第19章 探偵たちの夜想曲(ノクターン)
「そうそう。言い忘れてたけど、樫塚圭が強盗犯だと思った1番の決め手は、彼が持っていた大量の小銭とお札!小銭が5千円分で千円札が47枚っていくら何でも多過ぎるよね?」
あれは強奪した2億円の記番号が警察に知られていたため、安い買い物をすることで1万円を少しずつ崩していたのだ。
手川が牛丼ばかりを持ち帰って食べていることも同じ理由だ。牛丼屋の食券販売機は1万円札が使える物もあるし、テイクアウトすれば店に留まらずに済み、顔を覚えられる危険も減る。

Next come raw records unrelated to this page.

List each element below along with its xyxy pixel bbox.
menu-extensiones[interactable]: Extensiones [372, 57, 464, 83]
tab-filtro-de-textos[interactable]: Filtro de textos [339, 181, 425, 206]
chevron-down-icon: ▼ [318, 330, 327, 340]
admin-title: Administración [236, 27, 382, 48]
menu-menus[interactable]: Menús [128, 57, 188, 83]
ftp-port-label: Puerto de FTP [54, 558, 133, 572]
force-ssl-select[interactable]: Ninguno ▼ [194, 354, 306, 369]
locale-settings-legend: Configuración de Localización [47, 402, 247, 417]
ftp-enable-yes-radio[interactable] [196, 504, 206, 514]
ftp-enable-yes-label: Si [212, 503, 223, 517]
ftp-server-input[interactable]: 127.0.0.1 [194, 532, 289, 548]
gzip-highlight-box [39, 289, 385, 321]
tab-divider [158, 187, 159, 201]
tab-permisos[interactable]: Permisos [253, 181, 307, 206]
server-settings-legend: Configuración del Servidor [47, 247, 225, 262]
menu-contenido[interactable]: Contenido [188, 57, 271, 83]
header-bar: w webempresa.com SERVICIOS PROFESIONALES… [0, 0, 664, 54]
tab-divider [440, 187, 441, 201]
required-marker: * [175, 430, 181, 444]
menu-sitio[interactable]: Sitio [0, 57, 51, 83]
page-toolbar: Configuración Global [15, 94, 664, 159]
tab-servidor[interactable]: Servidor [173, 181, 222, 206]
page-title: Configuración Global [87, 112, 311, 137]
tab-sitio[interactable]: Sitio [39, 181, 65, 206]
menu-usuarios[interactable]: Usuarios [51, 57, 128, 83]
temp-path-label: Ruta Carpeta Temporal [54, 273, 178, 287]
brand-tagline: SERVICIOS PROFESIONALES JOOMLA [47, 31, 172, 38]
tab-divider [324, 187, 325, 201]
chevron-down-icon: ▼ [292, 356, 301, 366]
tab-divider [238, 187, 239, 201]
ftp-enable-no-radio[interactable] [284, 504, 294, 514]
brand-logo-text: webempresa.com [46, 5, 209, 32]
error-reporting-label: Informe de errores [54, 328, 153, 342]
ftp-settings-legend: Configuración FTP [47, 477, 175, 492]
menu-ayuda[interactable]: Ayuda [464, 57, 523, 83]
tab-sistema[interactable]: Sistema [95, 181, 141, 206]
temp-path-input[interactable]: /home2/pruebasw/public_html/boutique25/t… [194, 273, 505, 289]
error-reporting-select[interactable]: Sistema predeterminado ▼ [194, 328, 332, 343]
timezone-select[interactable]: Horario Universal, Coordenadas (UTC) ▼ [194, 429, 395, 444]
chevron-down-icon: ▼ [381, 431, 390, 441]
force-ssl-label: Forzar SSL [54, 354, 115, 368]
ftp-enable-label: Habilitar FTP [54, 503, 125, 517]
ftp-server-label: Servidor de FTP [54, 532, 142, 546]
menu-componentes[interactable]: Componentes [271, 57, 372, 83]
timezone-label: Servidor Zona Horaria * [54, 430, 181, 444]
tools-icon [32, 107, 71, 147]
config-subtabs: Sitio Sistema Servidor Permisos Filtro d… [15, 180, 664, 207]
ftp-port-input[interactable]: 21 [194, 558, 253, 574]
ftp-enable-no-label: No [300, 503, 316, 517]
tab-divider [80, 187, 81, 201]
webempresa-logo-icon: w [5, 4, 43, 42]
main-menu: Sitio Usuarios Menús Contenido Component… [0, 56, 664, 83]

コンビニやブランドショップとは違い、防犯カメラの付いていない所も多いため、そういう所を選べば、後でその問題の1万円札が見つかったとしても、映像には残っていないからだ。
「どお?納得して自首する気になった?」
「ええ……そうね……。ボウヤの推理に免じて警察に行くことにするわ……。でも君の推理……1つだけ間違ってたわよ?」
「え?」
コナンがきょとんとして問う。
「樫塚圭って男の部屋から持ち出した拳銃は2丁だけ……。もう1丁は護身用に知り合いのガンマニアに譲ってもらった本物そっくりのモデルガンよ……。もちろん弾は出ないけどね……」
と、助手席のドアが開いた。
「そこまで知られてたら黙って帰すわけにはいかないねぇ!!」
手川隆代だった。
「さぁ!早く車を出しな!誰もいないいい場所へ案内してやるからさぁ!」
2人は手川に尾けられていたのだ。
コナンの左腕は塞がれており、麻酔銃が撃てない状態。
「ホラ!グズグズするんじゃないよ!」
そして手川は持っていた銃で1発。
それを近くで聞いた人間が3名──
「ん?」
沖矢と阿笠博士、灰原だった。
「い、今銃声のような音が……」
「あの車よ!」
博士の言葉に被せるように灰原が言った。
「あの車に江戸川君が乗ってるわ……」
「ではこのことを毛利さんに伝えて下さい……」
沖矢がそう言った。博士がきょとんとする。
「え?警察じゃなくて?」
「こうなった経緯を正確に警察に説明できるのは彼らのみ……。車種と色とナンバーを伝えて検問を張れば止められます……」
「じゃ、じゃが人質を楯に取って検問を突破されたら……」
「その時は……力尽くで止めるまでですよ……」
沖矢のただならぬ雰囲気に、灰原の心臓は恐怖で、ドックン。と鳴った。